Parker Jayelin N, Rager Theresa L, Burns Jade, Mmeje Okeoma
Department of Obstetrics and Gynecology, University of Michigan, 1500 E Medical Center Dr, Ann Arbor, MI, 48109, United States, 1 734-763-3429, 1 734-647-9727.
Department of Health Behavior and Biological Sciences, University of Michigan School of Nursing, Ann Arbor, MI, United States.
JMIR Form Res. 2024 Dec 9;8:e56788. doi: 10.2196/56788.
As technology continues to shape the landscape of health research, the utilization of web-based surveys for collecting sexual health information among adolescents and young adults has become increasingly prevalent. However, this shift toward digital platforms brings forth a new set of challenges, particularly the infiltration of automated bots that can compromise data integrity and the reliability of survey results.
We aimed to outline the data verification process used in our study design, which employed survey programming and data cleaning protocols.
A 26-item survey was developed and programmed with several data integrity functions, including reCAPTCHA scores, RelevantID fraud and duplicate scores, verification of IP addresses, and honeypot questions. Participants aged 15-24 years were recruited via social media advertisements over 7 weeks and received a US $15 incentive after survey completion. Data verification occurred through a 2-part cleaning process, which removed responses that were incomplete, flagged as spam by Qualtrics, or from duplicate IP addresses, or those that did not meet the inclusion criteria. Final comparisons of reported age with date of birth and reported state with state inclusion criteria were performed. Participants who completed the study survey were linked to a second survey to receive their incentive. Responses without first and last names and full addresses were removed, as were those with duplicate IP addresses or the exact same longitude and latitude coordinates. Finally, IP addresses used to complete both surveys were compared, and consistent responses were eligible for an incentive.
Over 7 weeks, online advertisements for a web-based survey reached 1.4 million social media users. Of the 20,585 survey responses received, 4589 (22.3%) were verified. Incentives were sent to 462 participants; of these, 14 responses were duplicates and 3 contained discrepancies, resulting in a final sample of 445 responses.
Confidential web-based surveys are an appealing method for reaching populations-particularly adolescents and young adults, who may be reluctant to disclose sensitive information to family, friends, or clinical providers. Web-based surveys are a useful tool for researchers targeting hard-to-reach populations due to the difficulty in obtaining a representative sample. However, researchers face the ongoing threat of bots and fraudulent participants in a technology-driven world, necessitating the adoption of evolving bot detection software and tailored protocols for data collection in unique contexts.
随着技术不断塑造健康研究的格局,利用基于网络的调查来收集青少年和青年的性健康信息变得越来越普遍。然而,这种向数字平台的转变带来了一系列新挑战,尤其是自动化机器人的渗透,这可能会损害数据完整性和调查结果的可靠性。

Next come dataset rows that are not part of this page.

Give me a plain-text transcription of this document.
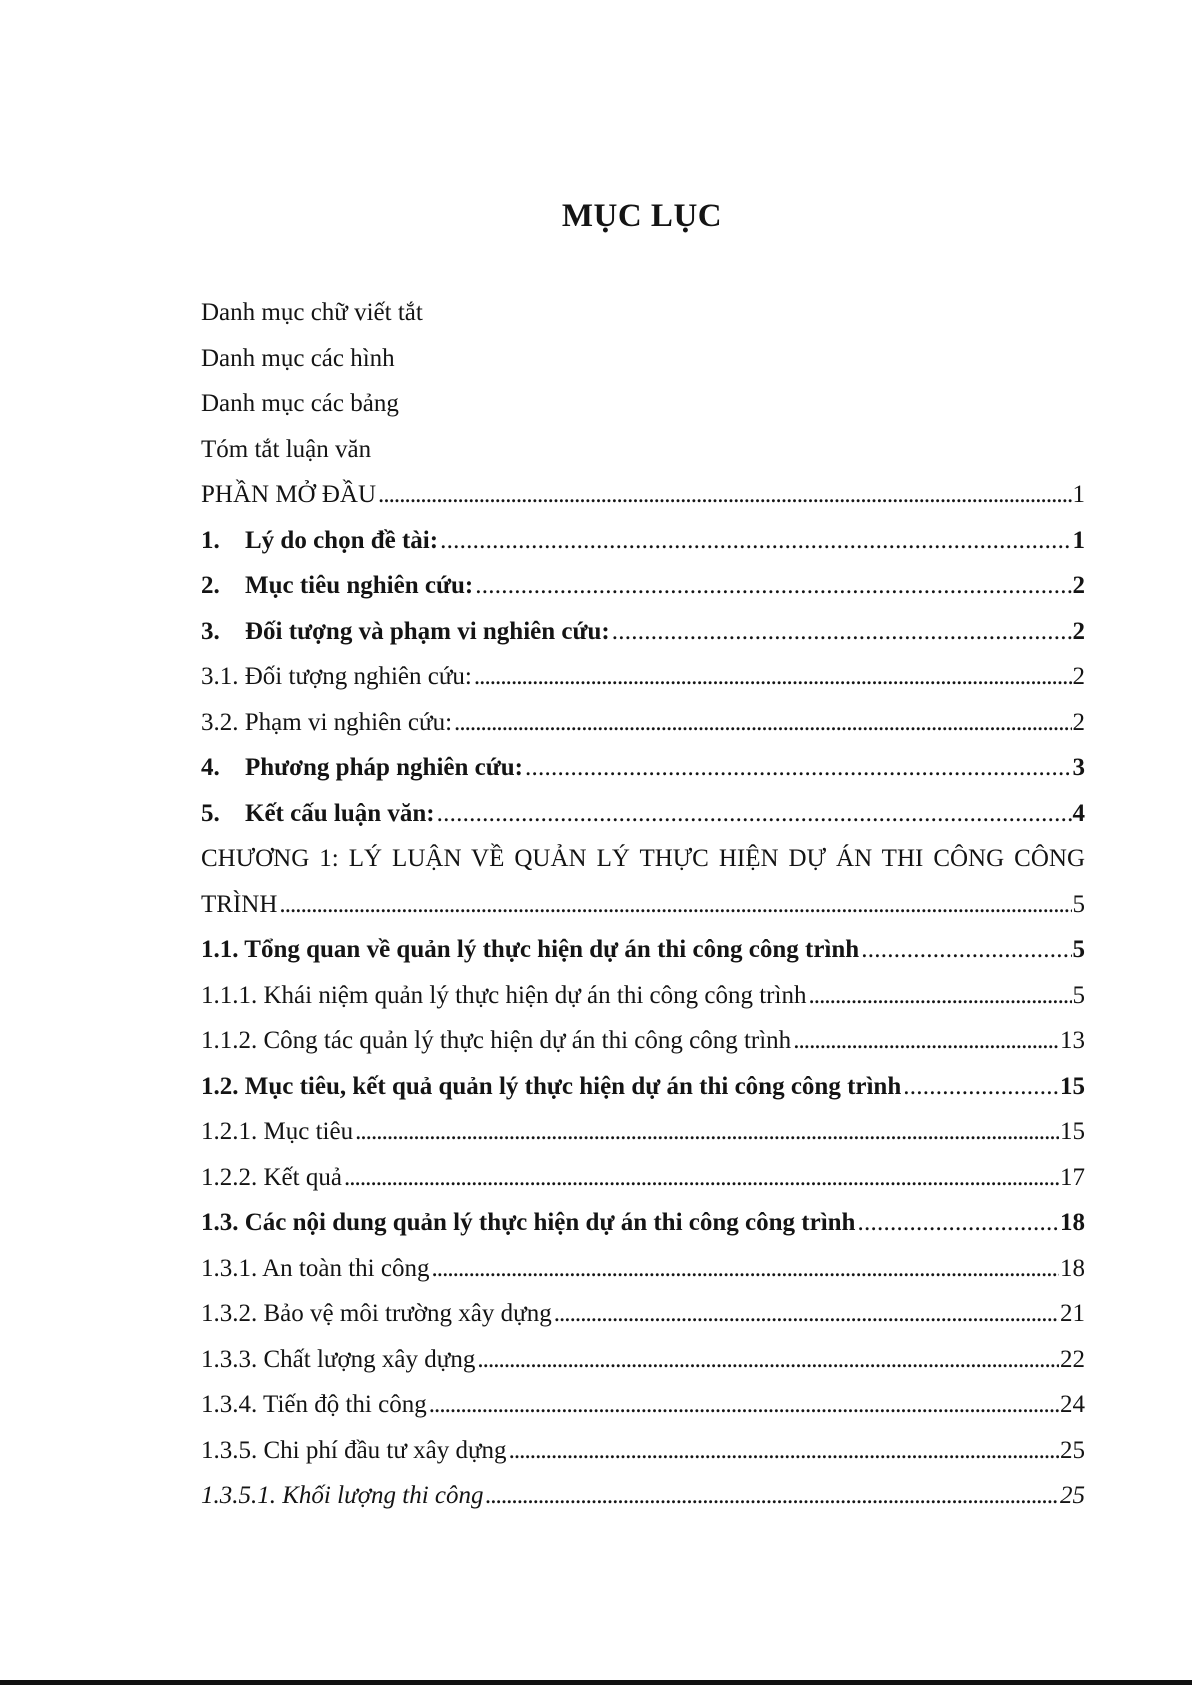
MỤC LỤC
Danh mục chữ viết tắt
Danh mục các hình
Danh mục các bảng
Tóm tắt luận văn
PHẦN MỞ ĐẦU . . .	1
1. Lý do chọn đề tài: . . .	1
2. Mục tiêu nghiên cứu: . . .	2
3. Đối tượng và phạm vi nghiên cứu: . . .	2
3.1. Đối tượng nghiên cứu: . . .	2
3.2. Phạm vi nghiên cứu: . . .	2
4. Phương pháp nghiên cứu: . . .	3
5. Kết cấu luận văn: . . .	4
CHƯƠNG 1: LÝ LUẬN VỀ QUẢN LÝ THỰC HIỆN DỰ ÁN THI CÔNG CÔNG
TRÌNH . . .	5
1.1. Tổng quan về quản lý thực hiện dự án thi công công trình . . .	5
1.1.1. Khái niệm quản lý thực hiện dự án thi công công trình . . .	5
1.1.2. Công tác quản lý thực hiện dự án thi công công trình . . .	13
1.2. Mục tiêu, kết quả quản lý thực hiện dự án thi công công trình . . .	15
1.2.1. Mục tiêu . . .	15
1.2.2. Kết quả . . .	17
1.3. Các nội dung quản lý thực hiện dự án thi công công trình . . .	18
1.3.1. An toàn thi công . . .	18
1.3.2. Bảo vệ môi trường xây dựng . . .	21
1.3.3. Chất lượng xây dựng . . .	22
1.3.4. Tiến độ thi công . . .	24
1.3.5. Chi phí đầu tư xây dựng . . .	25
1.3.5.1. Khối lượng thi công . . .	25
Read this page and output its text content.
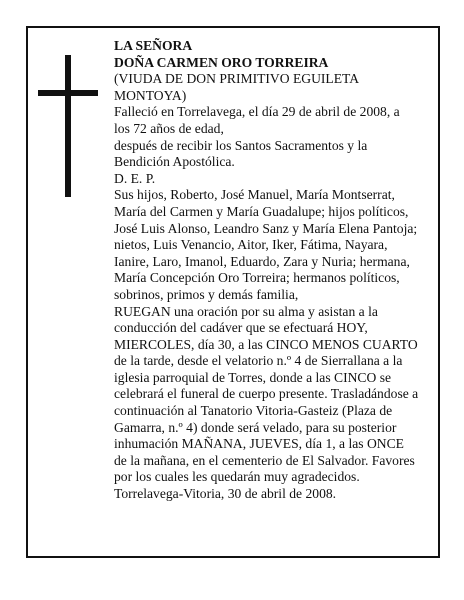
LA SEÑORA
DOÑA CARMEN ORO TORREIRA
(VIUDA DE DON PRIMITIVO EGUILETA
MONTOYA)
Falleció en Torrelavega, el día 29 de abril de 2008, a
los 72 años de edad,
después de recibir los Santos Sacramentos y la
Bendición Apostólica.
D. E. P.
Sus hijos, Roberto, José Manuel, María Montserrat,
María del Carmen y María Guadalupe; hijos políticos,
José Luis Alonso, Leandro Sanz y María Elena Pantoja;
nietos, Luis Venancio, Aitor, Iker, Fátima, Nayara,
Ianire, Laro, Imanol, Eduardo, Zara y Nuria; hermana,
María Concepción Oro Torreira; hermanos políticos,
sobrinos, primos y demás familia,
RUEGAN una oración por su alma y asistan a la
conducción del cadáver que se efectuará HOY,
MIERCOLES, día 30, a las CINCO MENOS CUARTO
de la tarde, desde el velatorio n.º 4 de Sierrallana a la
iglesia parroquial de Torres, donde a las CINCO se
celebrará el funeral de cuerpo presente. Trasladándose a
continuación al Tanatorio Vitoria-Gasteiz (Plaza de
Gamarra, n.º 4) donde será velado, para su posterior
inhumación MAÑANA, JUEVES, día 1, a las ONCE
de la mañana, en el cementerio de El Salvador. Favores
por los cuales les quedarán muy agradecidos.
Torrelavega-Vitoria, 30 de abril de 2008.
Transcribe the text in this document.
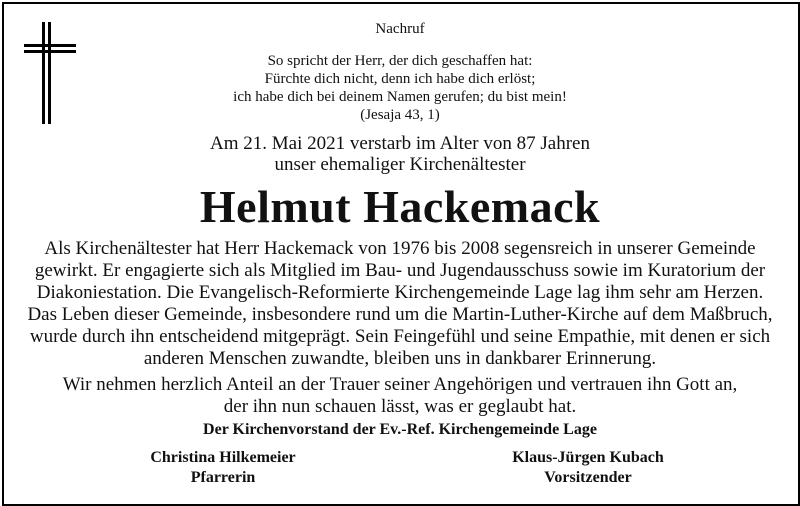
Nachruf
So spricht der Herr, der dich geschaffen hat:
Fürchte dich nicht, denn ich habe dich erlöst;
ich habe dich bei deinem Namen gerufen; du bist mein!
(Jesaja 43, 1)
Am 21. Mai 2021 verstarb im Alter von 87 Jahren
unser ehemaliger Kirchenältester
Helmut Hackemack
Als Kirchenältester hat Herr Hackemack von 1976 bis 2008 segensreich in unserer Gemeinde
gewirkt. Er engagierte sich als Mitglied im Bau- und Jugendausschuss sowie im Kuratorium der
Diakoniestation. Die Evangelisch-Reformierte Kirchengemeinde Lage lag ihm sehr am Herzen.
Das Leben dieser Gemeinde, insbesondere rund um die Martin-Luther-Kirche auf dem Maßbruch,
wurde durch ihn entscheidend mitgeprägt. Sein Feingefühl und seine Empathie, mit denen er sich
anderen Menschen zuwandte, bleiben uns in dankbarer Erinnerung.
Wir nehmen herzlich Anteil an der Trauer seiner Angehörigen und vertrauen ihn Gott an,
der ihn nun schauen lässt, was er geglaubt hat.
Der Kirchenvorstand der Ev.-Ref. Kirchengemeinde Lage
Christina Hilkemeier
Pfarrerin
Klaus-Jürgen Kubach
Vorsitzender
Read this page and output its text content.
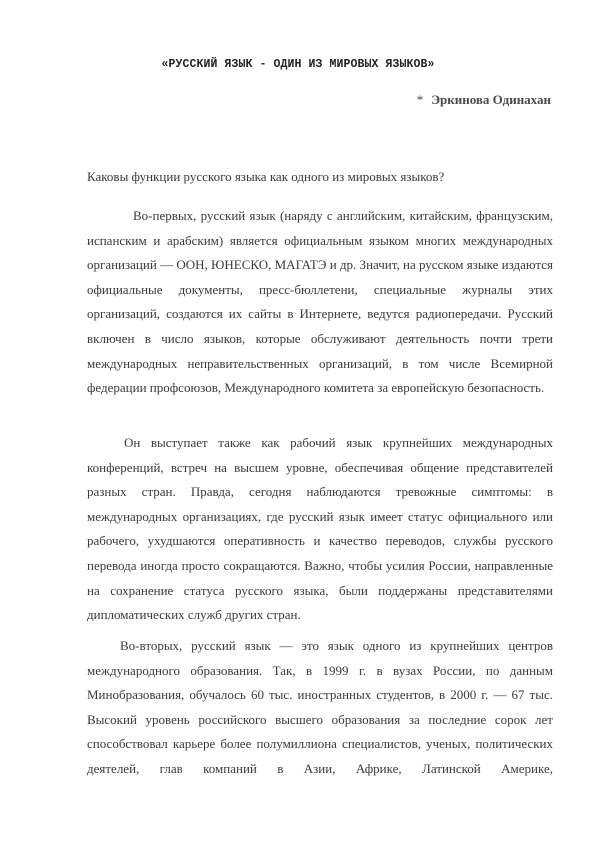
«РУССКИЙ ЯЗЫК - ОДИН ИЗ МИРОВЫХ ЯЗЫКОВ»
* Эркинова Одинахан
Каковы функции русского языка как одного из мировых языков?

Во-первых, русский язык (наряду с английским, китайским, французским, испанским и арабским) является официальным языком многих международных организаций — ООН, ЮНЕСКО, МАГАТЭ и др. Значит, на русском языке издаются официальные документы, пресс-бюллетени, специальные журналы этих организаций, создаются их сайты в Интернете, ведутся радиопередачи. Русский включен в число языков, которые обслуживают деятельность почти трети международных неправительственных организаций, в том числе Всемирной федерации профсоюзов, Международного комитета за европейскую безопасность.

Он выступает также как рабочий язык крупнейших международных конференций, встреч на высшем уровне, обеспечивая общение представителей разных стран. Правда, сегодня наблюдаются тревожные симптомы: в международных организациях, где русский язык имеет статус официального или рабочего, ухудшаются оперативность и качество переводов, службы русского перевода иногда просто сокращаются. Важно, чтобы усилия России, направленные на сохранение статуса русского языка, были поддержаны представителями дипломатических служб других стран.

Во-вторых, русский язык — это язык одного из крупнейших центров международного образования. Так, в 1999 г. в вузах России, по данным Минобразования, обучалось 60 тыс. иностранных студентов, в 2000 г. — 67 тыс. Высокий уровень российского высшего образования за последние сорок лет способствовал карьере более полумиллиона специалистов, ученых, политических деятелей, глав компаний в Азии, Африке, Латинской Америке,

我们旨在概述我们研究设计中使用的数据验证过程,该过程采用了调查编程和数据清理协议。
开发了一项包含26个条目的调查,并通过几个数据完整性功能进行编程,包括谷歌验证码分数、相关ID欺诈和重复分数、IP地址验证以及蜜罐问题。通过社交媒体广告在7周内招募了15至24岁的参与者,调查完成后给予15美元的奖励。数据验证通过两部分清理过程进行,该过程删除了不完整的回复、被Qualtrics标记为垃圾邮件的回复、来自重复IP地址的回复或不符合纳入标准的回复。对报告的年龄与出生日期以及报告的州与州纳入标准进行了最终比较。完成研究调查的参与者被链接到第二项调查以获得奖励。没有姓名和完整地址的回复以及具有重复IP地址或完全相同的经度和纬度坐标的回复都被删除。最后,比较了用于完成两项调查的IP地址,一致的回复才有资格获得奖励。
在7周内,一项基于网络的调查的在线广告覆盖了140万社交媒体用户。在收到的20585份调查回复中,4589份(22.3%)经过了验证。向462名参与者发送了奖励;其中,14份回复是重复的,3份包含差异,最终样本为445份回复。
基于网络的保密调查是接触人群的一种有吸引力的方法,特别是青少年和青年,他们可能不愿意向家人、朋友或临床提供者披露敏感信息。基于网络的调查对于针对难以接触到的人群的研究人员来说是一个有用的工具,因为难以获得具有代表性的样本。然而,在技术驱动的世界中,研究人员面临着机器人和欺诈性参与者的持续威胁,因此需要采用不断发展的机器人检测软件和针对独特背景的数据收集定制协议。